Книга: Distributed operating systems
8.6. SUMMARY
8.6. SUMMARY
Mach is a microkernel-based operating system. It was designed as a base for building new operating systems and emulating existing ones. It also provides a flexible way to extend UNIX to multiprocessors and distributed systems.
Mach is based on the concepts of processes, threads, ports, and messages. A Mach process is an address space and a collection of threads that run in it. The active entities are the threads. The process is merely a container for them. Each process and thread has a port to which it can write to have kernel calls carried out, eliminating the need for direct system calls.
Mach has an elaborate virtual memory system, featuring memory objects that can be mapped and unmapped into address spaces, and backed up by external, user-level memory managers. Files can be made directly readable and writable in this way, for example. Memory objects can be shared in various ways, including copy-on-write. Inheritance attributes determine which parts of a process' address space will be passed to its children.
Communication in Mach is based on ports, which are kernel objects that hold messages. AH messages are directed to ports. Ports are accessed using capabilities, which are stored inside the kernel and referred to by 32-bit integers that are usually indices into capability lists. Ports can be passed from one process to another by including them in complex messages.
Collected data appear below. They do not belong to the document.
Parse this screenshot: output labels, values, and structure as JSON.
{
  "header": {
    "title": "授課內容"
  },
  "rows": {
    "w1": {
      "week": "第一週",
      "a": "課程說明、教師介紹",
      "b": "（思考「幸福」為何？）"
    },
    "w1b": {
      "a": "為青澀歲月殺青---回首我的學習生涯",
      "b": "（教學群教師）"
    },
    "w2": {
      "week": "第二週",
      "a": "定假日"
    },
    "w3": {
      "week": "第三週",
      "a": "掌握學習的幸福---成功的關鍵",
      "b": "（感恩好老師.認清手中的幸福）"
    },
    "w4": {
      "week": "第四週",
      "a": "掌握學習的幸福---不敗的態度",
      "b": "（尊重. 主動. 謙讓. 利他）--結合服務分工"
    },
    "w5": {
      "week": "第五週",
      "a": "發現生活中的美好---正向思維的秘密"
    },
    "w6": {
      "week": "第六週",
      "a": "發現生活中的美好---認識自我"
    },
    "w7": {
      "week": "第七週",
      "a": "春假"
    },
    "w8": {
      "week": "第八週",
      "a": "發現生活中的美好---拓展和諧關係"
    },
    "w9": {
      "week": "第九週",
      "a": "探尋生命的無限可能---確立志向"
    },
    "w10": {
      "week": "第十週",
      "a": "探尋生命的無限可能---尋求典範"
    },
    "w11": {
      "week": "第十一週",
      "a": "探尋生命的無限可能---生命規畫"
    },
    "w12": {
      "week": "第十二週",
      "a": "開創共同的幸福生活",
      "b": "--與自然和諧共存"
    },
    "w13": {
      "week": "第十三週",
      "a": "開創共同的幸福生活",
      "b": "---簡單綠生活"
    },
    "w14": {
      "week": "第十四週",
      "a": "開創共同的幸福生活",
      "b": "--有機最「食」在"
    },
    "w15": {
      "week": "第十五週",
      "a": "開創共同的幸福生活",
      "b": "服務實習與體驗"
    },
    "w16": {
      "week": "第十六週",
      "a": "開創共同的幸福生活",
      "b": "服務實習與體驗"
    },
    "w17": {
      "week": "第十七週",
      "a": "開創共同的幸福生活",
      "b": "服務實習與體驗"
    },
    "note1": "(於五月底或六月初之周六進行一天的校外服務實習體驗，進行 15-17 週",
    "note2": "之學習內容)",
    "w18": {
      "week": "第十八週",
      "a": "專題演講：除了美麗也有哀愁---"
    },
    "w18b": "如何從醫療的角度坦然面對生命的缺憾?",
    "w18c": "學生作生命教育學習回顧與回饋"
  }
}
BSD UNIX emulation is done by an emulation library that lives in the address space of each UNIX process. Its job is to catch system calls reflected back to it by the kernel, and pass them on to the UNIX server to have them carried out. A few calls are handled locally, within the process' address space. Other UNIX emulators are also being developed.
Amoeba and Mach have many aspects in common, but also various differences. Both have processes and threads and are based on message passing. Amoeba has reliable broadcasting as a primitive, which Mach does not, but Mach has demand paging, which Amoeba does not. In general, Amoeba is more oriented toward making a collection of distributed machines act like a single computer, whereas Mach is more oriented toward making efficient use of multiprocessors. Both are undergoing constant development and will no doubt change as time goes on.